飲んで騒いで珍しく桂も酔っ払って顔を赤くしていた。店仕舞いまで粘った二人は、払いは後日で良いというお登勢の言葉に甘えて店を出た。
「銀時。雨が止んだぞ」
「あーホントだ」
雨は止んだが空は雲に覆われている。
「あの雲の向こうでは天の川がかかって織姫と彦星が一年ぶりの逢瀬を叶えているのかもしれんな」
「そうかもね。でも日付過ぎちゃったけどね。もう七夕終わっちゃったけどね」
「無粋なことを言うな。少しぐらい時が延びても罰は当たるまい」
「ンじゃまあ。こっちの逢瀬もこれから始めたりする?」
銀時がにへらと笑って顔を近づけた。
「否。今夜はお互い役立たずだと思うぞ」
「てめェこそ無粋なこと言ってンじゃねェか」
軽口を叩きあいながら、体を支えあって二人は階段を上がっていった。
酔っ払いの銀時と桂を見送って看板をしまったお登勢はふうと溜息をついた。誕生日だということが他のお客にも知れて、お祝いにかこつけてみんな飲んで食べてはしゃいでいた。
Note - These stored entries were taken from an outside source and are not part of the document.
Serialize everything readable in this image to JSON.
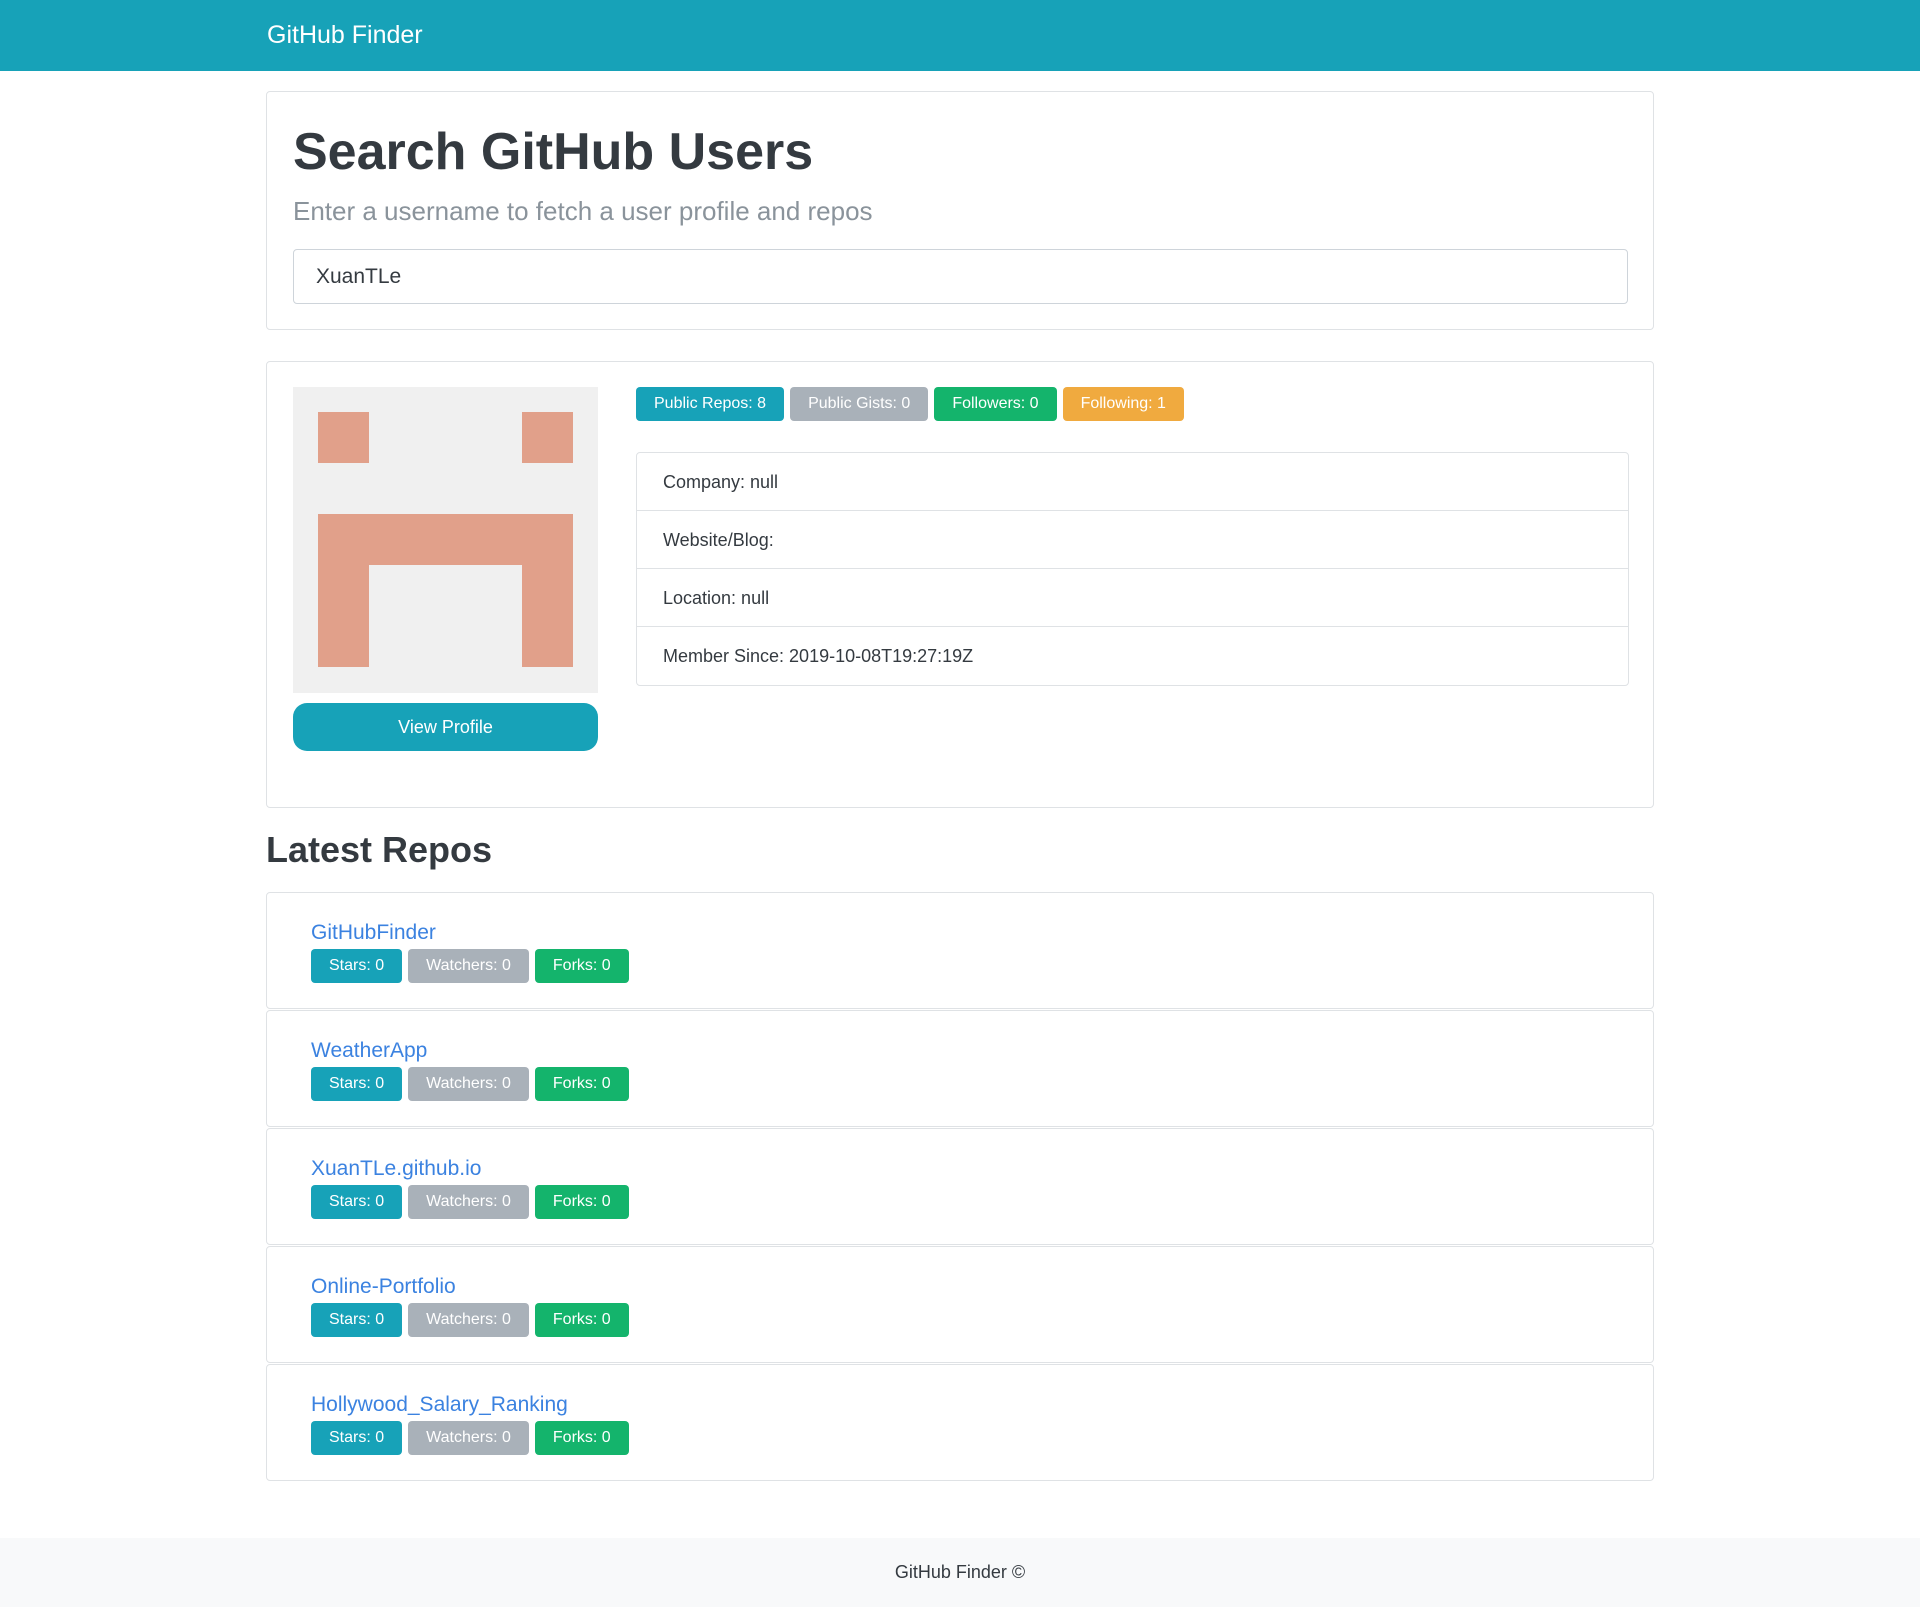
{
  "navbar": {
    "brand": "GitHub Finder"
  },
  "search": {
    "title": "Search GitHub Users",
    "subtitle": "Enter a username to fetch a user profile and repos",
    "input_value": "XuanTLe"
  },
  "profile": {
    "view_profile_label": "View Profile",
    "badges": {
      "public_repos": "Public Repos: 8",
      "public_gists": "Public Gists: 0",
      "followers": "Followers: 0",
      "following": "Following: 1"
    },
    "info": {
      "company": "Company: null",
      "website": "Website/Blog:",
      "location": "Location: null",
      "member_since": "Member Since: 2019-10-08T19:27:19Z"
    },
    "colors": {
      "avatar_fg": "#e1a08a",
      "avatar_bg": "#f0f0f0"
    }
  },
  "repos": {
    "heading": "Latest Repos",
    "items": [
      {
        "name": "GitHubFinder",
        "stars": "Stars: 0",
        "watchers": "Watchers: 0",
        "forks": "Forks: 0"
      },
      {
        "name": "WeatherApp",
        "stars": "Stars: 0",
        "watchers": "Watchers: 0",
        "forks": "Forks: 0"
      },
      {
        "name": "XuanTLe.github.io",
        "stars": "Stars: 0",
        "watchers": "Watchers: 0",
        "forks": "Forks: 0"
      },
      {
        "name": "Online-Portfolio",
        "stars": "Stars: 0",
        "watchers": "Watchers: 0",
        "forks": "Forks: 0"
      },
      {
        "name": "Hollywood_Salary_Ranking",
        "stars": "Stars: 0",
        "watchers": "Watchers: 0",
        "forks": "Forks: 0"
      }
    ]
  },
  "footer": {
    "text": "GitHub Finder ©"
  },
  "theme": {
    "primary": "#17a2b8",
    "secondary": "#a9b1b9",
    "success": "#14b46c",
    "warning": "#f0aa3f",
    "link": "#3b82e0"
  }
}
「アタシだって歳も歳なんだから、みんなもうちょっと考えてほしいもんだね。まったく付き合ってらんないよ」
それでもお登勢の口元には笑みが浮かんでいた。
ふと笹飾りに目がいった。これも今日には片付けなければならない。たった一日の飾り。たった一日の逢瀬。とても儚くてだからこそ、七夕は魅力的なのかもしれない。
「おや。なんだねこの短冊は」
銀時が書いた『必勝!』の短冊に添え書きがしてあった。
『お登勢殿。バーサン。誕生日おめでとう』
ミミズがのたくったような字で。
「あの酔っ払いどもが」
お登勢は短冊をぴんと弾いて笑った。